ACA 5 would repeal Proposition 209, which was approved by voters in 1996. Prop 209 effectively made the state’s public institutions legally colorblind and nondiscriminatory, meaning that race and gender could no longer be a factor in public education, employment, and contracting.
While Prop 209 made our laws as fair and equal as possible, recent unrest has inspired the left to return to the days of race-based discrimination. The UC Board of Regents cites systematic inequities in education as the reason for their endorsement, despite providing no real examples of systemic racism or inequality.
“There is amazing momentum for righting the wrongs caused by centuries of systemic racism in our country.

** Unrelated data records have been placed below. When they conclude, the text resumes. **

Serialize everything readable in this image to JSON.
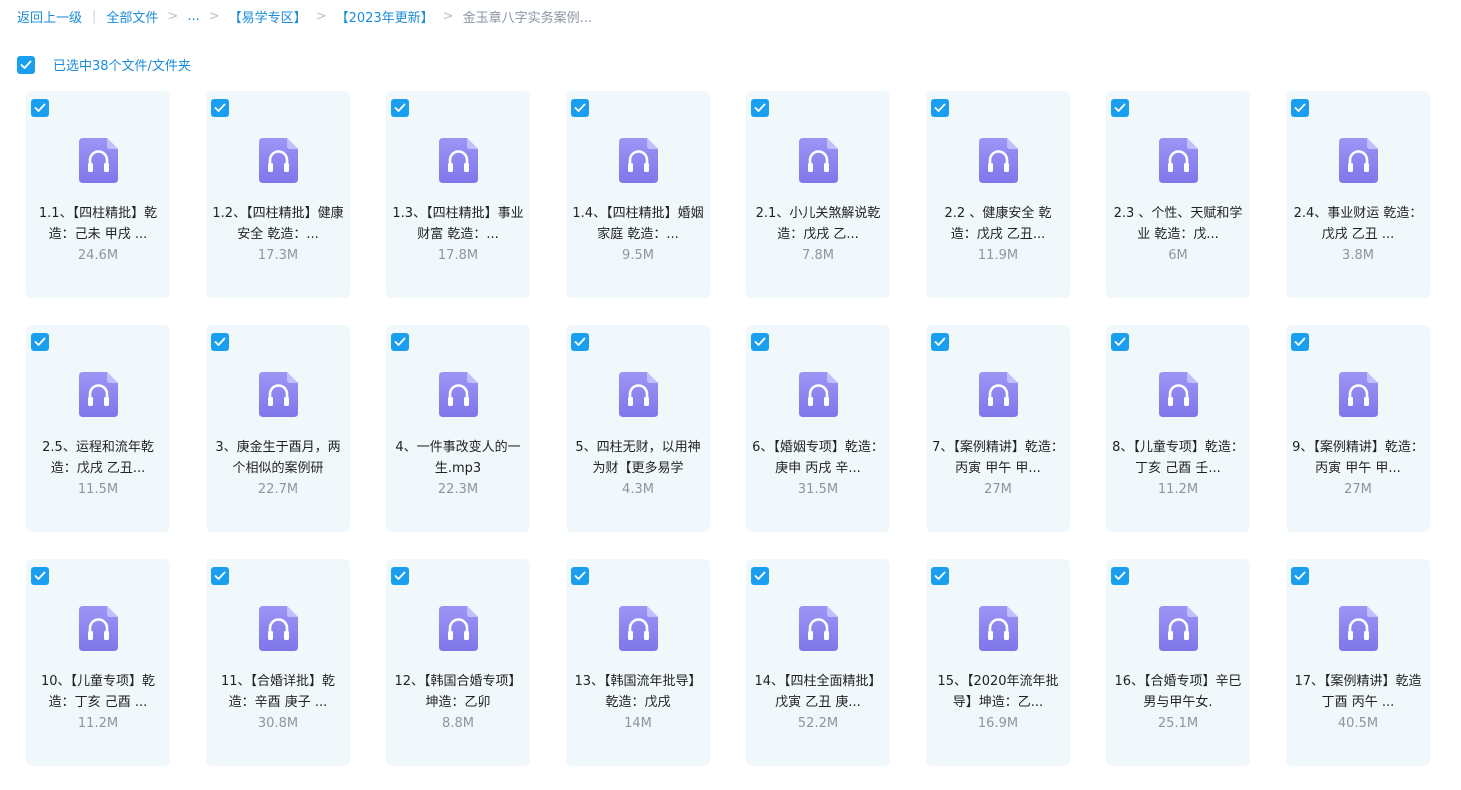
{
  "breadcrumb": {
    "back": "返回上一级",
    "root": "全部文件",
    "ellipsis": "...",
    "level1": "【易学专区】",
    "level2": "【2023年更新】",
    "current": "金玉章八字实务案例..."
  },
  "selection": {
    "label": "已选中38个文件/文件夹",
    "checked": true
  },
  "colors": {
    "accent": "#1a9ff0",
    "card_bg": "#f1f8fc",
    "icon": "#8f86f0"
  },
  "file_icon": "audio-file-icon",
  "files": [
    {
      "name": "1.1、【四柱精批】乾造：己未 甲戌 ...",
      "size": "24.6M"
    },
    {
      "name": "1.2、【四柱精批】健康安全 乾造：...",
      "size": "17.3M"
    },
    {
      "name": "1.3、【四柱精批】事业财富 乾造：...",
      "size": "17.8M"
    },
    {
      "name": "1.4、【四柱精批】婚姻家庭 乾造：...",
      "size": "9.5M"
    },
    {
      "name": "2.1、小儿关煞解说乾造：戊戌 乙...",
      "size": "7.8M"
    },
    {
      "name": "2.2 、健康安全 乾造：戊戌 乙丑...",
      "size": "11.9M"
    },
    {
      "name": "2.3 、个性、天赋和学业 乾造：戊...",
      "size": "6M"
    },
    {
      "name": "2.4、事业财运 乾造：戊戌 乙丑 ...",
      "size": "3.8M"
    },
    {
      "name": "2.5、运程和流年乾造：戊戌 乙丑...",
      "size": "11.5M"
    },
    {
      "name": "3、庚金生于酉月，两个相似的案例研",
      "size": "22.7M"
    },
    {
      "name": "4、一件事改变人的一生.mp3",
      "size": "22.3M"
    },
    {
      "name": "5、四柱无财，以用神为财【更多易学",
      "size": "4.3M"
    },
    {
      "name": "6、【婚姻专项】乾造：庚申 丙戌 辛...",
      "size": "31.5M"
    },
    {
      "name": "7、【案例精讲】乾造：丙寅 甲午 甲...",
      "size": "27M"
    },
    {
      "name": "8、【儿童专项】乾造：丁亥 己酉 壬...",
      "size": "11.2M"
    },
    {
      "name": "9、【案例精讲】乾造：丙寅 甲午 甲...",
      "size": "27M"
    },
    {
      "name": "10、【儿童专项】乾造：丁亥 己酉 ...",
      "size": "11.2M"
    },
    {
      "name": "11、【合婚详批】乾造：辛酉 庚子 ...",
      "size": "30.8M"
    },
    {
      "name": "12、【韩国合婚专项】坤造：乙卯",
      "size": "8.8M"
    },
    {
      "name": "13、【韩国流年批导】乾造：戊戌",
      "size": "14M"
    },
    {
      "name": "14、【四柱全面精批】戊寅 乙丑 庚...",
      "size": "52.2M"
    },
    {
      "name": "15、【2020年流年批导】坤造：乙...",
      "size": "16.9M"
    },
    {
      "name": "16、【合婚专项】辛巳男与甲午女.",
      "size": "25.1M"
    },
    {
      "name": "17、【案例精讲】乾造 丁酉 丙午 ...",
      "size": "40.5M"
    }
  ]
}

The UC Board of Regents’ votes to endorse ACA 5 and to repeal Proposition 209 play a part in that effort,” said Board Chair John Perez. “As we continue to explore all the university’s opportunities for action, I am proud UC endorsed giving California voters the chance to erase a stain, support opportunity and equality, and repeal Proposition 209.”

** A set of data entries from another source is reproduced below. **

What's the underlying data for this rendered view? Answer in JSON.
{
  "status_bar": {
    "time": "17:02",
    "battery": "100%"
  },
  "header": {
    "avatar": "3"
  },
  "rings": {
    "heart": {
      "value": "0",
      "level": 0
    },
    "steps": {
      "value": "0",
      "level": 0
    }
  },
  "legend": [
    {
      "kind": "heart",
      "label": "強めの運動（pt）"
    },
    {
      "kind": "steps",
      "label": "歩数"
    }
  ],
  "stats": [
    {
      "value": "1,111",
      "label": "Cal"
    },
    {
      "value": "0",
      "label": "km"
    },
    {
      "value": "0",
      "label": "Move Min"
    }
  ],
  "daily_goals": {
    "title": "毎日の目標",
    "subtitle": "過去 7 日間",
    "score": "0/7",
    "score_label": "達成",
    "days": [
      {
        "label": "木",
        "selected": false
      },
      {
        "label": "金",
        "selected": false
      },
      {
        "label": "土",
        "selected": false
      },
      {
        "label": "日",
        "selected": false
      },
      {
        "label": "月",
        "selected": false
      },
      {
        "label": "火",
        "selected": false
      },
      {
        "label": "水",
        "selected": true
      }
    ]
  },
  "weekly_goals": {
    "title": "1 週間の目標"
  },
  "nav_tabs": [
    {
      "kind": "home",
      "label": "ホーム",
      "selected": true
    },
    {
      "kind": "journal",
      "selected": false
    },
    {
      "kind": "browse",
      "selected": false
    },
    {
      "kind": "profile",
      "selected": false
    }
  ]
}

So, Mr. Perez wants to “support opportunity and equality” by literally making people unequal in the California Constitution. Seems a little backward if you ask me.
Additionally, evidence shows that the racist and sexist changes that Mr. Perez and the rest of the board endorsed actually exacerbate the issues of inequalities in education and hurt the population that they are claiming to help.
Before Prop 209 was passed in 1996, UC San Diego had only one back honor student in a class with 3,268. This wasn’t because black students weren’t capable of excelling academically, but, because they were being admitted to schools that they did not have the entering credentials for. Affirmative action got them admitted, but it did not provide them with the years of resources and skills needed to achieve honors at such rigorous universities.
After the passing of Prop 209, the black population dropped at schools like UC Berkeley or Harvard, but their performance drastically improved. Black honor students were no longer rare, and that has continued all the way into 2020. At UC San Diego in 1998, just two years after the passage of Prop 209, 20 percent of black freshmen boasted a GPA of 3.5 or better. That was even higher than the rate for Asians and nearly on par with the rate for whites.
So, not only is the idea of affirmative action in 2020 racist and regressive, it may actually prove to be most harmful to black and other marginalized communities.
If ending affirmative action in 1996 “narrowed the majority/minority performance gap considerably,” why would we want to implement that same, damaging legislation again? This is all the more reason that everyone needs to vote against ACA 5 if it makes it to the ballot in November. Democrats have a supermajority in both chambers of the States Legislature, meaning they can pass virtually anything they want. So it’s very likely that we will see ACA 5 on the ballot, and it will be up to us to make sure it doesn’t become law.